Creative studio with heart, strategy,
and impact.
I’m Bohie Blackwood—artist, designer, facilitator, and the woman behind this purpose-led design studio. With over 10 years of experience in this field, I specialise in turning complex ideas into clear visuals, collective action, and creative experiences that leave a mark.
Raised by craftspeople,
I learnt early that making things with your hands is a form of care. That belief still guides my work today.
I hold space for complexity. My process takes time, is intentional and is shaped by the people it's for.
My practice is built on listening,
learning and translating. Research isn’t a phase, it’s the foundation.
Artists Statement
Bohie Blackwood (neé Palecek, she/her, b. 1987) is a multidisciplinary artist, designer and illustrator based on Wadawurrung Country in Geelong, Victoria. Originally from Braidwood, NSW, she works across public art, community engagement, environmental storytelling and human-centred design. Her practice focuses on shaping visual language that sparks connection, conversation and collective impact.
Rooted in both creativity and systems thinking, Bohie blends large-scale murals, symbolic illustration and strategic facilitation. Her work explores how meaning is created and who holds the power to create it. She collaborates with communities, researchers and organisations to transform complex themes such as reconciliation, climate change, identity and belonging into public and visible stories.
With a background in traditional signwriting, figurative art and graphic design, her early work challenged commercial aesthetics by offering hand-crafted alternatives to corporate messaging for clients such as UBER and Westfield. Over time, this evolved into a deeper inquiry into power, ecology and the commodification of creativity. Between 2019 and 2023, Bohie led a series of youth-led mural projects centred on gender equity, environmental themes and place-based identity, while mentoring young creatives through accessible and affirming co-creation processes.

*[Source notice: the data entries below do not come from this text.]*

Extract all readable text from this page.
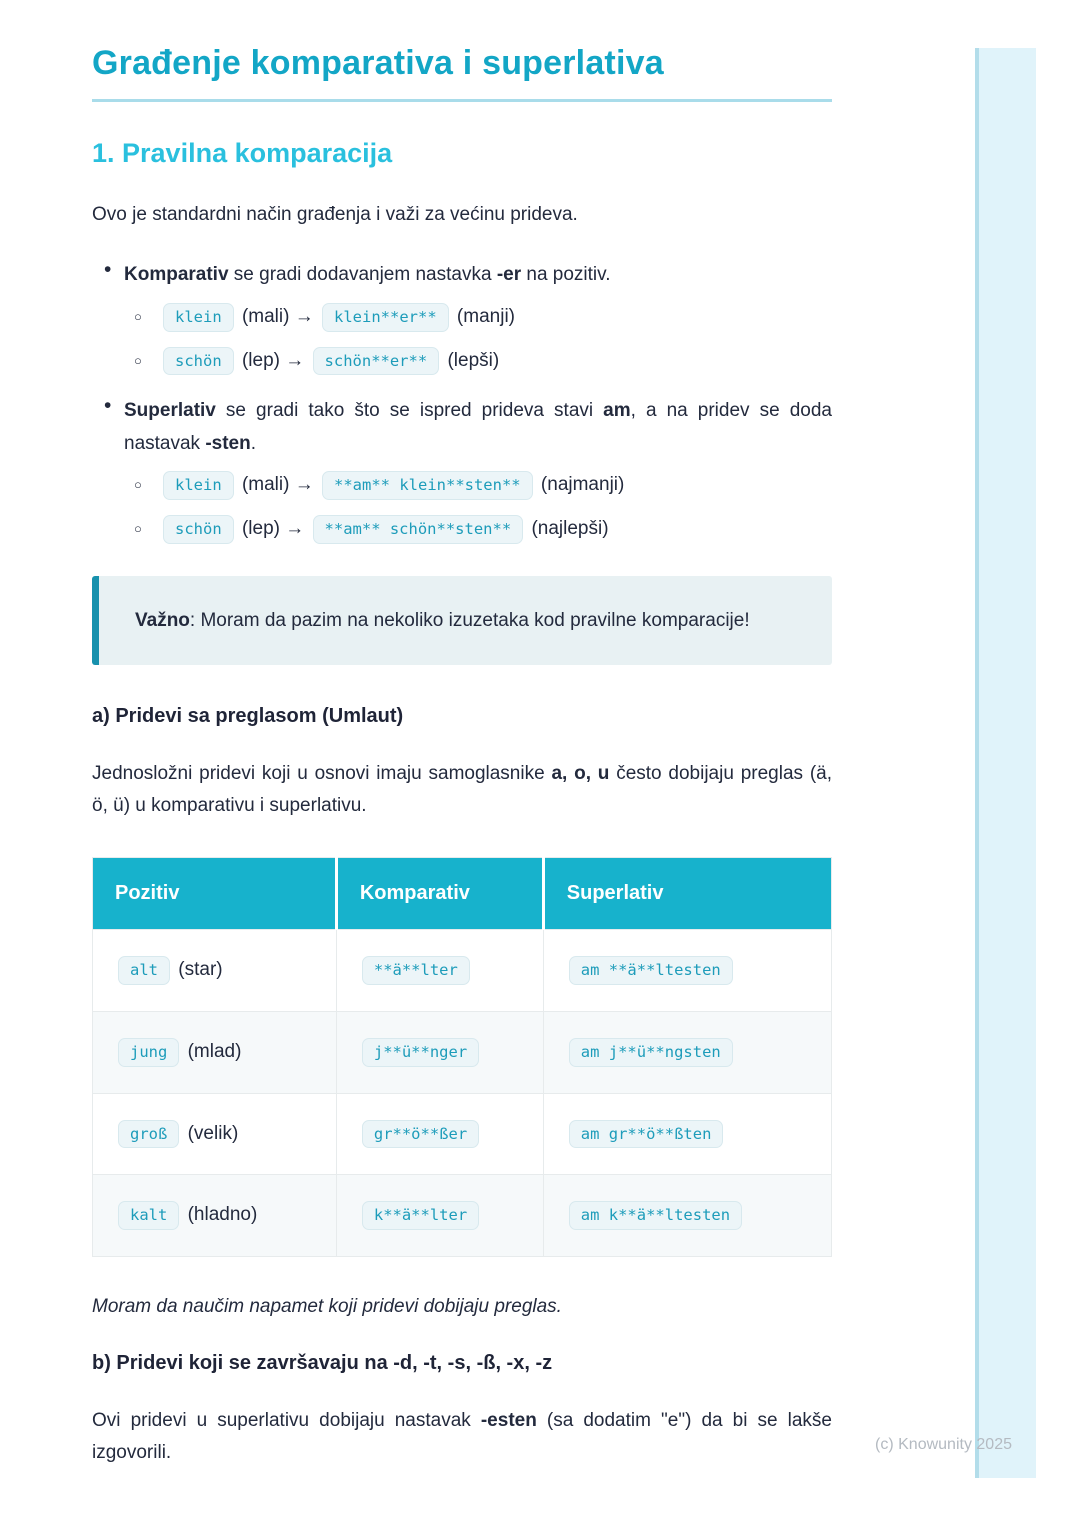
Građenje komparativa i superlativa
1. Pravilna komparacija

Ovo je standardni način građenja i važi za većinu prideva.

• Komparativ se gradi dodavanjem nastavka -er na pozitiv.
○ klein (mali) → klein**er** (manji)
○ schön (lep) → schön**er** (lepši)
• Superlativ se gradi tako što se ispred prideva stavi am, a na pridev se doda nastavak -sten.
○ klein (mali) → **am** klein**sten** (najmanji)
○ schön (lep) → **am** schön**sten** (najlepši)
Važno: Moram da pazim na nekoliko izuzetaka kod pravilne komparacije!
a) Pridevi sa preglasom (Umlaut)

Jednosložni pridevi koji u osnovi imaju samoglasnike a, o, u često dobijaju preglas (ä, ö, ü) u komparativu i superlativu.

Pozitiv	Komparativ	Superlativ
alt (star)	**ä**lter	am **ä**ltesten
jung (mlad)	j**ü**nger	am j**ü**ngsten
groß (velik)	gr**ö**ßer	am gr**ö**ßten
kalt (hladno)	k**ä**lter	am k**ä**ltesten

Moram da naučim napamet koji pridevi dobijaju preglas.

b) Pridevi koji se završavaju na -d, -t, -s, -ß, -x, -z

Ovi pridevi u superlativu dobijaju nastavak -esten (sa dodatim "e") da bi se lakše izgovorili.	(c) Knowunity 2025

Her visual language is both intuitive and intentional. Combining symbolism, narrative and visual clarity, her work creates space for complexity. In 2023, her co-authored journal article Street Art as a Vehicle for Environmental Public Communication (Australian National University), along with the accompanying short film, highlighted her unique ability to translate abstract issues into public artworks that invite both emotional and intellectual engagement.
She sees hope not as decoration but as a methodology, a way of building agency and emotional resonance in the face of systemic overwhelm. This perspective has positioned her as a creative translator in climate communication, partnering with organisations such as the Environmental Protection Agency and Upper Murrumbidgee Waterwatch to develop visual tools that support behavioural change, community participation and citizen science.
In 2024, Bohie became the first artist commissioned to paint the walls of the Gandel Atrium at the National Museum of Australia for an internationally curated exhibition. Her work has also extended globally through ecological art residencies and exhibitions across Australia, Mexico, North America, Japan and England.
Today, her practice is a living inquiry into the tensions between capitalism and nature, self and system, beauty and disruption. Through collaborative authorship and embodied research, she invites us to reimagine not just what we see but how we see, and who we might become when we return to care, creativity and connection.